Knight played Henry Rush, a San Francisco cartoonist whose two grown daughters move into the downstairs apartment of his two-family house. The cast included Nancy Dussault as rush's wife, Muriel; Deborah Van Valkenburgh and Lydia Cornell as daughters Jackie and Sara; and Jim J. Bullock as a friend of Sara's and Henry's comic foil. Former Honeymooners star Audrey Meadows appeared for two seasons as Muriel's mother, Iris.
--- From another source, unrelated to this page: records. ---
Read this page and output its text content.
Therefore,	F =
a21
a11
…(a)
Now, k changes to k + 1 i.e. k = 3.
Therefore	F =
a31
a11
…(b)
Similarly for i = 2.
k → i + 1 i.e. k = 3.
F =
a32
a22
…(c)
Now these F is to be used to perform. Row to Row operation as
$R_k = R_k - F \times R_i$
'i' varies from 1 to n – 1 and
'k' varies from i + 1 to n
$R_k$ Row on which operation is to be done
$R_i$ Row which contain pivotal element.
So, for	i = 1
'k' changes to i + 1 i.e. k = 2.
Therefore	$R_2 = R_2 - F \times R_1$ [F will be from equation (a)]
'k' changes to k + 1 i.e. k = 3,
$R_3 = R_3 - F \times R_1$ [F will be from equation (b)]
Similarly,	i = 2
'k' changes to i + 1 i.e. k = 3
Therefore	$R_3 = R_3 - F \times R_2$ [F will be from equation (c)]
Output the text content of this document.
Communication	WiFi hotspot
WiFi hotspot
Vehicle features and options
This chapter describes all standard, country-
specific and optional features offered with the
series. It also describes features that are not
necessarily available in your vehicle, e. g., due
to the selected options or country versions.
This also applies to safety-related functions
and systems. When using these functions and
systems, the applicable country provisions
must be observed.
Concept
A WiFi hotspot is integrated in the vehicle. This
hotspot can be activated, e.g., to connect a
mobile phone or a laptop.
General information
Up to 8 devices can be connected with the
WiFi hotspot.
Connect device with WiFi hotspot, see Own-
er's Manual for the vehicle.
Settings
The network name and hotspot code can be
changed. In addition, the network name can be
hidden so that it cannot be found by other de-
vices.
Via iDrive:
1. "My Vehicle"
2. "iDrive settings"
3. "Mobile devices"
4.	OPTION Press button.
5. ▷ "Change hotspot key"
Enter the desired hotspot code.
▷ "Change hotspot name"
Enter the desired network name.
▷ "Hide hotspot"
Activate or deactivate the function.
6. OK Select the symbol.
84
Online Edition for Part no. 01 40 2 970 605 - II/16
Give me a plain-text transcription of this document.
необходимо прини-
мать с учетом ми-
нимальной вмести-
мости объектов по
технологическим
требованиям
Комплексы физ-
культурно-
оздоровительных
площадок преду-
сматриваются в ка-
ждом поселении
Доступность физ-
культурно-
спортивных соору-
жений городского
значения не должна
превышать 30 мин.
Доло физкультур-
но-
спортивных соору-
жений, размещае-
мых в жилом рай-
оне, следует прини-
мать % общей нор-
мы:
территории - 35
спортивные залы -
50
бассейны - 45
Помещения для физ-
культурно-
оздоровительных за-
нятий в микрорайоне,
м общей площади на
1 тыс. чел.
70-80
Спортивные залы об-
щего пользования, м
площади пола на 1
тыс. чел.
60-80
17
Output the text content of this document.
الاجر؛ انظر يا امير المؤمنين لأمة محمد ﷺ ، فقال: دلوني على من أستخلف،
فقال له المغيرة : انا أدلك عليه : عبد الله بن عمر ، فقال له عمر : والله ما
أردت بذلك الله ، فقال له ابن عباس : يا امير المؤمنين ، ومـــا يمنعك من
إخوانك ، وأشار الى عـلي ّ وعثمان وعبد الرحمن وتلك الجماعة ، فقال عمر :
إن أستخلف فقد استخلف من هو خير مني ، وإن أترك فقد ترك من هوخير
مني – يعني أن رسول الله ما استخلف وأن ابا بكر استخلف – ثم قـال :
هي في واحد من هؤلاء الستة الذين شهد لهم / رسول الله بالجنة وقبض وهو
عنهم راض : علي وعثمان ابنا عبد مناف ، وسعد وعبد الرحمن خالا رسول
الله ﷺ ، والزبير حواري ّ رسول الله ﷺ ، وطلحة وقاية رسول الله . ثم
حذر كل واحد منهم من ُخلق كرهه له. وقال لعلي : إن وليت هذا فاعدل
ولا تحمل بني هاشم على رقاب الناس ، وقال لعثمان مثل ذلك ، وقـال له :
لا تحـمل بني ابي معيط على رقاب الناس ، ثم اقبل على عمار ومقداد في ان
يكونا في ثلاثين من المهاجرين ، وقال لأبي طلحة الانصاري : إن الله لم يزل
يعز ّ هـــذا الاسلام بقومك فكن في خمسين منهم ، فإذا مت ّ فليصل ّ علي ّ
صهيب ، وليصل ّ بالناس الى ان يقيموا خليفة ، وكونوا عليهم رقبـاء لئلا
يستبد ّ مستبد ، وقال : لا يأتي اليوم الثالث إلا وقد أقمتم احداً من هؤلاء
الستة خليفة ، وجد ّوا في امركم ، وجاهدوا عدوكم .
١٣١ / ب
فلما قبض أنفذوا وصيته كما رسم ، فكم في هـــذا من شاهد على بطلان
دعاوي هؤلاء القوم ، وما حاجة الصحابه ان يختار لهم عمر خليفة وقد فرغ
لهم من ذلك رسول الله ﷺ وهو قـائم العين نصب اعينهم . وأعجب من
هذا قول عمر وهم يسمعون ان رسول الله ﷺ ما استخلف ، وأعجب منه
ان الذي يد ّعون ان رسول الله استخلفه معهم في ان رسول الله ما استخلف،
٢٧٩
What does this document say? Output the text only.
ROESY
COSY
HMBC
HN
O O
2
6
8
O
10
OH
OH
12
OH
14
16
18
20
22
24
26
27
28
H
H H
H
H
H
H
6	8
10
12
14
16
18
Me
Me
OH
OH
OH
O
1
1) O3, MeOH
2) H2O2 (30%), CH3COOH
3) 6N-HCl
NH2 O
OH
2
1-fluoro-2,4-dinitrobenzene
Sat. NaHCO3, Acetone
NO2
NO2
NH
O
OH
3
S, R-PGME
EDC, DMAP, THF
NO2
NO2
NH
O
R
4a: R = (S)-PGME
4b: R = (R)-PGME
Buoyed by its primetime neighbors Happy Days, Laverne & Shirley and Three's Company, Too Close for Comfort pulled in high ratings its debut season. A time-slot change in the show's third season, however, proved disasterous, and the show was cancelled by ABC. An independent producer, Metromedia Producers Corporation, resumed production for syndication, adding an additional three seasons to the show's run.
In its final year, the show was renamed The Ted Knight Show. While renewed for a seventh season, production ceased as a result of Knight's death of cancer at age 62.